Hide Forgot
Description of problem: RHV engine + 1 hypervisor, OSE master + 2 nodes; bare metal deployment with supermicro machines. In the past, this setup completed deployments of OSE with 1 node successfully. From ansible.log: 'fatal: [rhev-ose-ose-master1.example.com]: FAILED! => {"changed": false, "failed": true, "msg": "Unable to start service atomic-openshift-node: Job for atomic-openshift-node.service failed because the control process exited with error code. See \"systemctl status atomic-openshift-node.service\" and \"journalctl -xe\" for details.\n"}' RHV is online, I can ssh to OSE master node. I can't however see the reason for the failure. Attaching logs.
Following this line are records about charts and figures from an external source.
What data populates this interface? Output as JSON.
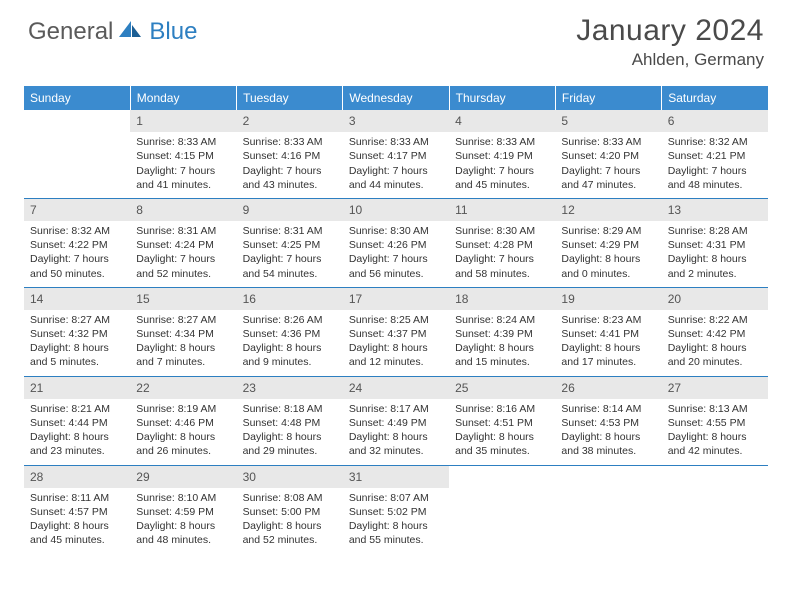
{
  "brand": {
    "word1": "General",
    "word2": "Blue"
  },
  "header": {
    "title": "January 2024",
    "location": "Ahlden, Germany"
  },
  "colors": {
    "header_bg": "#3b8bcf",
    "header_text": "#ffffff",
    "row_divider": "#2d7fc1",
    "daynum_bg": "#e8e8e8",
    "daynum_text": "#555555",
    "body_text": "#333333",
    "brand_gray": "#5a5a5a",
    "brand_blue": "#2d7fc1"
  },
  "weekdays": [
    "Sunday",
    "Monday",
    "Tuesday",
    "Wednesday",
    "Thursday",
    "Friday",
    "Saturday"
  ],
  "weeks": [
    [
      null,
      {
        "n": "1",
        "sr": "Sunrise: 8:33 AM",
        "ss": "Sunset: 4:15 PM",
        "d1": "Daylight: 7 hours",
        "d2": "and 41 minutes."
      },
      {
        "n": "2",
        "sr": "Sunrise: 8:33 AM",
        "ss": "Sunset: 4:16 PM",
        "d1": "Daylight: 7 hours",
        "d2": "and 43 minutes."
      },
      {
        "n": "3",
        "sr": "Sunrise: 8:33 AM",
        "ss": "Sunset: 4:17 PM",
        "d1": "Daylight: 7 hours",
        "d2": "and 44 minutes."
      },
      {
        "n": "4",
        "sr": "Sunrise: 8:33 AM",
        "ss": "Sunset: 4:19 PM",
        "d1": "Daylight: 7 hours",
        "d2": "and 45 minutes."
      },
      {
        "n": "5",
        "sr": "Sunrise: 8:33 AM",
        "ss": "Sunset: 4:20 PM",
        "d1": "Daylight: 7 hours",
        "d2": "and 47 minutes."
      },
      {
        "n": "6",
        "sr": "Sunrise: 8:32 AM",
        "ss": "Sunset: 4:21 PM",
        "d1": "Daylight: 7 hours",
        "d2": "and 48 minutes."
      }
    ],
    [
      {
        "n": "7",
        "sr": "Sunrise: 8:32 AM",
        "ss": "Sunset: 4:22 PM",
        "d1": "Daylight: 7 hours",
        "d2": "and 50 minutes."
      },
      {
        "n": "8",
        "sr": "Sunrise: 8:31 AM",
        "ss": "Sunset: 4:24 PM",
        "d1": "Daylight: 7 hours",
        "d2": "and 52 minutes."
      },
      {
        "n": "9",
        "sr": "Sunrise: 8:31 AM",
        "ss": "Sunset: 4:25 PM",
        "d1": "Daylight: 7 hours",
        "d2": "and 54 minutes."
      },
      {
        "n": "10",
        "sr": "Sunrise: 8:30 AM",
        "ss": "Sunset: 4:26 PM",
        "d1": "Daylight: 7 hours",
        "d2": "and 56 minutes."
      },
      {
        "n": "11",
        "sr": "Sunrise: 8:30 AM",
        "ss": "Sunset: 4:28 PM",
        "d1": "Daylight: 7 hours",
        "d2": "and 58 minutes."
      },
      {
        "n": "12",
        "sr": "Sunrise: 8:29 AM",
        "ss": "Sunset: 4:29 PM",
        "d1": "Daylight: 8 hours",
        "d2": "and 0 minutes."
      },
      {
        "n": "13",
        "sr": "Sunrise: 8:28 AM",
        "ss": "Sunset: 4:31 PM",
        "d1": "Daylight: 8 hours",
        "d2": "and 2 minutes."
      }
    ],
    [
      {
        "n": "14",
        "sr": "Sunrise: 8:27 AM",
        "ss": "Sunset: 4:32 PM",
        "d1": "Daylight: 8 hours",
        "d2": "and 5 minutes."
      },
      {
        "n": "15",
        "sr": "Sunrise: 8:27 AM",
        "ss": "Sunset: 4:34 PM",
        "d1": "Daylight: 8 hours",
        "d2": "and 7 minutes."
      },
      {
        "n": "16",
        "sr": "Sunrise: 8:26 AM",
        "ss": "Sunset: 4:36 PM",
        "d1": "Daylight: 8 hours",
        "d2": "and 9 minutes."
      },
      {
        "n": "17",
        "sr": "Sunrise: 8:25 AM",
        "ss": "Sunset: 4:37 PM",
        "d1": "Daylight: 8 hours",
        "d2": "and 12 minutes."
      },
      {
        "n": "18",
        "sr": "Sunrise: 8:24 AM",
        "ss": "Sunset: 4:39 PM",
        "d1": "Daylight: 8 hours",
        "d2": "and 15 minutes."
      },
      {
        "n": "19",
        "sr": "Sunrise: 8:23 AM",
        "ss": "Sunset: 4:41 PM",
        "d1": "Daylight: 8 hours",
        "d2": "and 17 minutes."
      },
      {
        "n": "20",
        "sr": "Sunrise: 8:22 AM",
        "ss": "Sunset: 4:42 PM",
        "d1": "Daylight: 8 hours",
        "d2": "and 20 minutes."
      }
    ],
    [
      {
        "n": "21",
        "sr": "Sunrise: 8:21 AM",
        "ss": "Sunset: 4:44 PM",
        "d1": "Daylight: 8 hours",
        "d2": "and 23 minutes."
      },
      {
        "n": "22",
        "sr": "Sunrise: 8:19 AM",
        "ss": "Sunset: 4:46 PM",
        "d1": "Daylight: 8 hours",
        "d2": "and 26 minutes."
      },
      {
        "n": "23",
        "sr": "Sunrise: 8:18 AM",
        "ss": "Sunset: 4:48 PM",
        "d1": "Daylight: 8 hours",
        "d2": "and 29 minutes."
      },
      {
        "n": "24",
        "sr": "Sunrise: 8:17 AM",
        "ss": "Sunset: 4:49 PM",
        "d1": "Daylight: 8 hours",
        "d2": "and 32 minutes."
      },
      {
        "n": "25",
        "sr": "Sunrise: 8:16 AM",
        "ss": "Sunset: 4:51 PM",
        "d1": "Daylight: 8 hours",
        "d2": "and 35 minutes."
      },
      {
        "n": "26",
        "sr": "Sunrise: 8:14 AM",
        "ss": "Sunset: 4:53 PM",
        "d1": "Daylight: 8 hours",
        "d2": "and 38 minutes."
      },
      {
        "n": "27",
        "sr": "Sunrise: 8:13 AM",
        "ss": "Sunset: 4:55 PM",
        "d1": "Daylight: 8 hours",
        "d2": "and 42 minutes."
      }
    ],
    [
      {
        "n": "28",
        "sr": "Sunrise: 8:11 AM",
        "ss": "Sunset: 4:57 PM",
        "d1": "Daylight: 8 hours",
        "d2": "and 45 minutes."
      },
      {
        "n": "29",
        "sr": "Sunrise: 8:10 AM",
        "ss": "Sunset: 4:59 PM",
        "d1": "Daylight: 8 hours",
        "d2": "and 48 minutes."
      },
      {
        "n": "30",
        "sr": "Sunrise: 8:08 AM",
        "ss": "Sunset: 5:00 PM",
        "d1": "Daylight: 8 hours",
        "d2": "and 52 minutes."
      },
      {
        "n": "31",
        "sr": "Sunrise: 8:07 AM",
        "ss": "Sunset: 5:02 PM",
        "d1": "Daylight: 8 hours",
        "d2": "and 55 minutes."
      },
      null,
      null,
      null
    ]
  ]
}
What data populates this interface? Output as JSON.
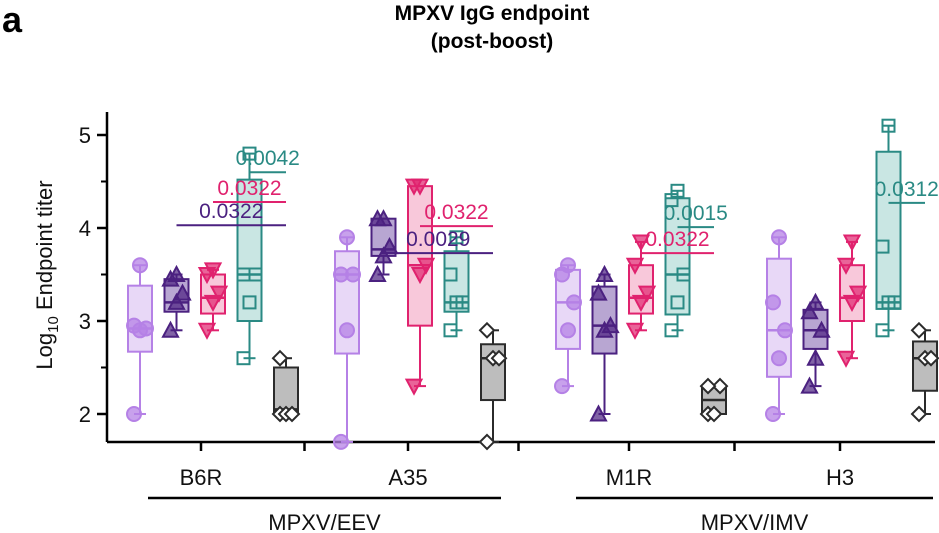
{
  "panel_label": "a",
  "chart_data": {
    "type": "box",
    "title": "MPXV IgG endpoint",
    "subtitle": "(post-boost)",
    "ylabel": "Log",
    "ylabel_sub": "10",
    "ylabel_rest": " Endpoint titer",
    "ylim": [
      1.75,
      5.3
    ],
    "yticks": [
      "2",
      "3",
      "4",
      "5"
    ],
    "categories": [
      "B6R",
      "A35",
      "M1R",
      "H3"
    ],
    "category_groups": [
      {
        "label": "MPXV/EEV",
        "categories": [
          "B6R",
          "A35"
        ]
      },
      {
        "label": "MPXV/IMV",
        "categories": [
          "M1R",
          "H3"
        ]
      }
    ],
    "groups": [
      {
        "color": "#b581e6",
        "fill": "#e8d8f7",
        "marker": "circle"
      },
      {
        "color": "#4b2180",
        "fill": "#b8a6d2",
        "marker": "triangle-up"
      },
      {
        "color": "#e0226e",
        "fill": "#f8c8da",
        "marker": "triangle-down"
      },
      {
        "color": "#2a8a84",
        "fill": "#c9e6e3",
        "marker": "square"
      },
      {
        "color": "#2b2b2b",
        "fill": "#bdbdbd",
        "marker": "diamond"
      }
    ],
    "boxes": [
      {
        "category": "B6R",
        "group": 0,
        "min": 2.0,
        "q1": 2.67,
        "median": 2.92,
        "q3": 3.38,
        "max": 3.6,
        "points": [
          2.0,
          2.9,
          2.92,
          2.95,
          3.6
        ]
      },
      {
        "category": "B6R",
        "group": 1,
        "min": 2.9,
        "q1": 3.1,
        "median": 3.2,
        "q3": 3.45,
        "max": 3.5,
        "points": [
          2.9,
          3.2,
          3.3,
          3.45,
          3.5
        ]
      },
      {
        "category": "B6R",
        "group": 2,
        "min": 2.9,
        "q1": 3.08,
        "median": 3.25,
        "q3": 3.5,
        "max": 3.55,
        "points": [
          2.9,
          3.2,
          3.3,
          3.5,
          3.55
        ]
      },
      {
        "category": "B6R",
        "group": 3,
        "min": 2.6,
        "q1": 3.0,
        "median": 3.5,
        "q3": 4.52,
        "max": 4.8,
        "points": [
          2.6,
          3.2,
          3.5,
          3.5,
          4.8
        ]
      },
      {
        "category": "B6R",
        "group": 4,
        "min": 2.0,
        "q1": 2.0,
        "median": 2.05,
        "q3": 2.5,
        "max": 2.6,
        "points": [
          2.0,
          2.0,
          2.0,
          2.6
        ]
      },
      {
        "category": "A35",
        "group": 0,
        "min": 1.7,
        "q1": 2.65,
        "median": 3.5,
        "q3": 3.75,
        "max": 3.9,
        "points": [
          1.7,
          2.9,
          3.5,
          3.5,
          3.9
        ]
      },
      {
        "category": "A35",
        "group": 1,
        "min": 3.5,
        "q1": 3.7,
        "median": 3.77,
        "q3": 4.1,
        "max": 4.1,
        "points": [
          3.5,
          3.7,
          3.8,
          4.1,
          4.1
        ]
      },
      {
        "category": "A35",
        "group": 2,
        "min": 2.3,
        "q1": 2.95,
        "median": 3.6,
        "q3": 4.45,
        "max": 4.45,
        "points": [
          2.3,
          3.5,
          3.6,
          4.45,
          4.45
        ]
      },
      {
        "category": "A35",
        "group": 3,
        "min": 2.9,
        "q1": 3.1,
        "median": 3.2,
        "q3": 3.75,
        "max": 3.9,
        "points": [
          2.9,
          3.2,
          3.2,
          3.5,
          3.9
        ]
      },
      {
        "category": "A35",
        "group": 4,
        "min": 1.7,
        "q1": 2.15,
        "median": 2.6,
        "q3": 2.75,
        "max": 2.9,
        "points": [
          1.7,
          2.6,
          2.6,
          2.9
        ]
      },
      {
        "category": "M1R",
        "group": 0,
        "min": 2.3,
        "q1": 2.7,
        "median": 3.2,
        "q3": 3.55,
        "max": 3.6,
        "points": [
          2.3,
          2.9,
          3.2,
          3.5,
          3.6
        ]
      },
      {
        "category": "M1R",
        "group": 1,
        "min": 2.0,
        "q1": 2.65,
        "median": 2.95,
        "q3": 3.37,
        "max": 3.5,
        "points": [
          2.0,
          2.9,
          2.95,
          3.3,
          3.5
        ]
      },
      {
        "category": "M1R",
        "group": 2,
        "min": 2.9,
        "q1": 3.08,
        "median": 3.25,
        "q3": 3.6,
        "max": 3.85,
        "points": [
          2.9,
          3.2,
          3.3,
          3.6,
          3.85
        ]
      },
      {
        "category": "M1R",
        "group": 3,
        "min": 2.9,
        "q1": 3.07,
        "median": 3.5,
        "q3": 4.32,
        "max": 4.4,
        "points": [
          2.9,
          3.2,
          3.5,
          4.3,
          4.4
        ]
      },
      {
        "category": "M1R",
        "group": 4,
        "min": 2.0,
        "q1": 2.0,
        "median": 2.15,
        "q3": 2.3,
        "max": 2.3,
        "points": [
          2.0,
          2.0,
          2.3,
          2.3
        ]
      },
      {
        "category": "H3",
        "group": 0,
        "min": 2.0,
        "q1": 2.4,
        "median": 2.9,
        "q3": 3.67,
        "max": 3.9,
        "points": [
          2.0,
          2.6,
          2.9,
          3.2,
          3.9
        ]
      },
      {
        "category": "H3",
        "group": 1,
        "min": 2.3,
        "q1": 2.7,
        "median": 2.9,
        "q3": 3.12,
        "max": 3.2,
        "points": [
          2.3,
          2.6,
          2.9,
          3.1,
          3.2
        ]
      },
      {
        "category": "H3",
        "group": 2,
        "min": 2.6,
        "q1": 3.0,
        "median": 3.25,
        "q3": 3.6,
        "max": 3.85,
        "points": [
          2.6,
          3.2,
          3.3,
          3.6,
          3.85
        ]
      },
      {
        "category": "H3",
        "group": 3,
        "min": 2.9,
        "q1": 3.13,
        "median": 3.2,
        "q3": 4.82,
        "max": 5.1,
        "points": [
          2.9,
          3.2,
          3.2,
          3.8,
          5.1
        ]
      },
      {
        "category": "H3",
        "group": 4,
        "min": 2.0,
        "q1": 2.25,
        "median": 2.6,
        "q3": 2.78,
        "max": 2.9,
        "points": [
          2.0,
          2.6,
          2.6,
          2.9
        ]
      }
    ],
    "significance": [
      {
        "category": "B6R",
        "from_group": 1,
        "to_group": 4,
        "p": "0.0322",
        "color": "#4b2180",
        "y": 4.03
      },
      {
        "category": "B6R",
        "from_group": 2,
        "to_group": 4,
        "p": "0.0322",
        "color": "#e0226e",
        "y": 4.28
      },
      {
        "category": "B6R",
        "from_group": 3,
        "to_group": 4,
        "p": "0.0042",
        "color": "#2a8a84",
        "y": 4.6
      },
      {
        "category": "A35",
        "from_group": 1,
        "to_group": 4,
        "p": "0.0029",
        "color": "#4b2180",
        "y": 3.73
      },
      {
        "category": "A35",
        "from_group": 2,
        "to_group": 4,
        "p": "0.0322",
        "color": "#e0226e",
        "y": 4.02
      },
      {
        "category": "M1R",
        "from_group": 2,
        "to_group": 4,
        "p": "0.0322",
        "color": "#e0226e",
        "y": 3.73
      },
      {
        "category": "M1R",
        "from_group": 3,
        "to_group": 4,
        "p": "0.0015",
        "color": "#2a8a84",
        "y": 4.01
      },
      {
        "category": "H3",
        "from_group": 3,
        "to_group": 4,
        "p": "0.0312",
        "color": "#2a8a84",
        "y": 4.27
      }
    ]
  }
}
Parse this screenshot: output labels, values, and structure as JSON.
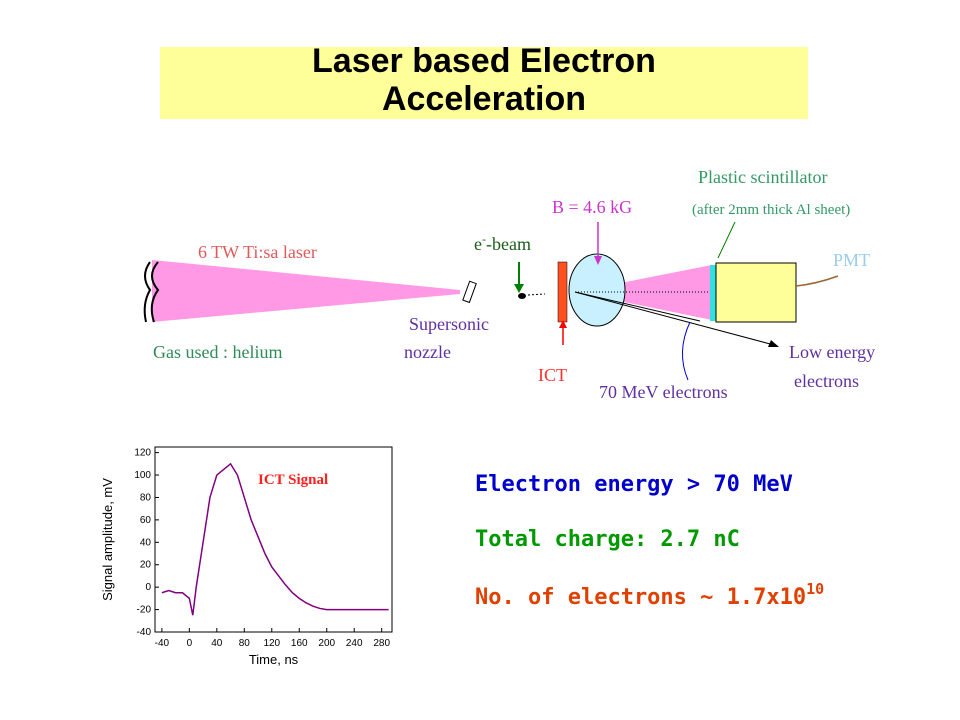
{
  "title": "Laser based Electron Acceleration",
  "diagram": {
    "laser": "6 TW Ti:sa laser",
    "gas": "Gas used : helium",
    "nozzle": [
      "Supersonic",
      "nozzle"
    ],
    "beam": {
      "e": "e",
      "sup": "-",
      "rest": "-beam"
    },
    "field": "B = 4.6 kG",
    "ict": "ICT",
    "fast_electrons": "70 MeV electrons",
    "slow_electrons": [
      "Low energy",
      "electrons"
    ],
    "scintillator": "Plastic scintillator",
    "scintillator_note": "(after 2mm thick Al sheet)",
    "pmt": "PMT"
  },
  "results": {
    "energy": "Electron energy > 70 MeV",
    "charge": "Total charge: 2.7 nC",
    "electrons": {
      "text": "No. of electrons ~ 1.7x10",
      "sup": "10"
    }
  },
  "chart_data": {
    "type": "line",
    "title": "ICT Signal",
    "x_label": "Time, ns",
    "y_label": "Signal amplitude, mV",
    "x": [
      -40,
      -30,
      -20,
      -10,
      0,
      5,
      10,
      20,
      30,
      40,
      50,
      60,
      70,
      80,
      90,
      100,
      110,
      120,
      130,
      140,
      150,
      160,
      170,
      180,
      190,
      200,
      210,
      220,
      230,
      240,
      250,
      260,
      270,
      280,
      290
    ],
    "series": [
      {
        "color": "#800080",
        "values": [
          -5,
          -3,
          -5,
          -5,
          -10,
          -25,
          0,
          40,
          80,
          100,
          105,
          110,
          100,
          80,
          60,
          45,
          30,
          18,
          10,
          2,
          -5,
          -10,
          -14,
          -17,
          -19,
          -20,
          -20,
          -20,
          -20,
          -20,
          -20,
          -20,
          -20,
          -20,
          -20
        ]
      }
    ],
    "xlim": [
      -50,
      295
    ],
    "ylim": [
      -40,
      125
    ],
    "xticks": [
      -40,
      0,
      40,
      80,
      120,
      160,
      200,
      240,
      280
    ],
    "yticks": [
      -40,
      -20,
      0,
      20,
      40,
      60,
      80,
      100,
      120
    ]
  }
}
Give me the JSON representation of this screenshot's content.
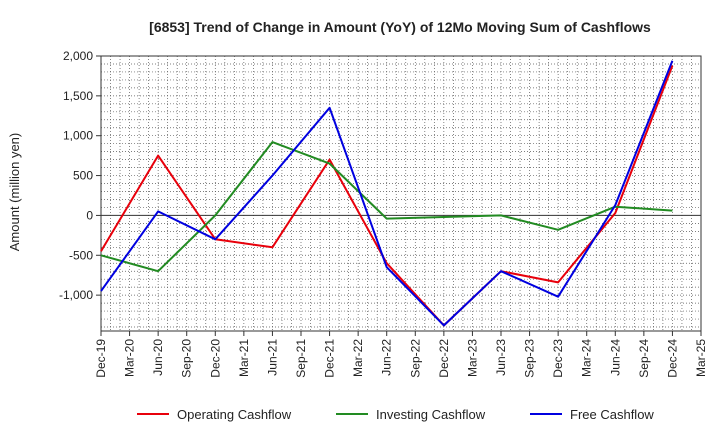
{
  "chart_data": {
    "type": "line",
    "title": "[6853]  Trend of Change in Amount (YoY) of 12Mo Moving Sum of Cashflows",
    "ylabel": "Amount (million yen)",
    "xlabel": "",
    "ylim": [
      -1450,
      2000
    ],
    "yticks": [
      2000,
      1500,
      1000,
      500,
      0,
      -500,
      -1000
    ],
    "ytick_labels": [
      "2,000",
      "1,500",
      "1,000",
      "500",
      "0",
      "-500",
      "-1,000"
    ],
    "x_labels": [
      "Dec-19",
      "Mar-20",
      "Jun-20",
      "Sep-20",
      "Dec-20",
      "Mar-21",
      "Jun-21",
      "Sep-21",
      "Dec-21",
      "Mar-22",
      "Jun-22",
      "Sep-22",
      "Dec-22",
      "Mar-23",
      "Jun-23",
      "Sep-23",
      "Dec-23",
      "Mar-24",
      "Jun-24",
      "Sep-24",
      "Dec-24",
      "Mar-25"
    ],
    "legend_position": "bottom",
    "series": [
      {
        "name": "Operating Cashflow",
        "color": "#e8000b",
        "points": [
          [
            0,
            -450
          ],
          [
            2,
            750
          ],
          [
            4,
            -300
          ],
          [
            6,
            -400
          ],
          [
            8,
            700
          ],
          [
            10,
            -600
          ],
          [
            12,
            -1380
          ],
          [
            14,
            -700
          ],
          [
            16,
            -840
          ],
          [
            18,
            30
          ],
          [
            20,
            1880
          ]
        ]
      },
      {
        "name": "Investing Cashflow",
        "color": "#228b22",
        "points": [
          [
            0,
            -500
          ],
          [
            2,
            -700
          ],
          [
            4,
            0
          ],
          [
            6,
            920
          ],
          [
            8,
            650
          ],
          [
            10,
            -40
          ],
          [
            14,
            0
          ],
          [
            16,
            -180
          ],
          [
            18,
            110
          ],
          [
            20,
            60
          ]
        ]
      },
      {
        "name": "Free Cashflow",
        "color": "#0000e0",
        "points": [
          [
            0,
            -950
          ],
          [
            2,
            50
          ],
          [
            4,
            -300
          ],
          [
            6,
            500
          ],
          [
            8,
            1350
          ],
          [
            10,
            -650
          ],
          [
            12,
            -1380
          ],
          [
            14,
            -700
          ],
          [
            16,
            -1020
          ],
          [
            18,
            130
          ],
          [
            20,
            1940
          ]
        ]
      }
    ]
  }
}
Version-Release number of selected component (if applicable): QCI-1.0-RHEL-7-20160830.t.0 How reproducible: Happened to me once Steps to Reproduce: 1. Start deployment of OSE with two nodes on top of RHV with one hypervisor 2. OSE fails on 85% 3. Actual results: Deployment of OSE failed Expected results: Deployment of OSE successful Additional info:
Created attachment 1196395 [details] deployment.log
Created attachment 1196396 [details] ansible.log
After resuming the failing task in Satellite it fails again: 'failed: [rhev-ose-ose-master1.example.com] => {"changed": true, "cmd": "atomic-openshift-installer -u -c /tmp/atomic-openshift-installer.answers.cfg.yml install", "delta": "0:00:22.073518", "end": "2016-08-31 14:06:55.753432", "rc": 1, "start": "2016-08-31 14:06:33.679914", "warnings": []}' Service atomic-openshift-node.service is running on master.
https://github.com/fusor/fusor/pull/1200. This PR addresses the issue where attempting to resume the task failed. The failed installation is an issue with the atomic-openshift-installer itself and not a bug for us.
In the compose as of 8/31
Verified in QCI-1.0-RHEL-7-20160908.1. I'm now able to resume the task in Satellite.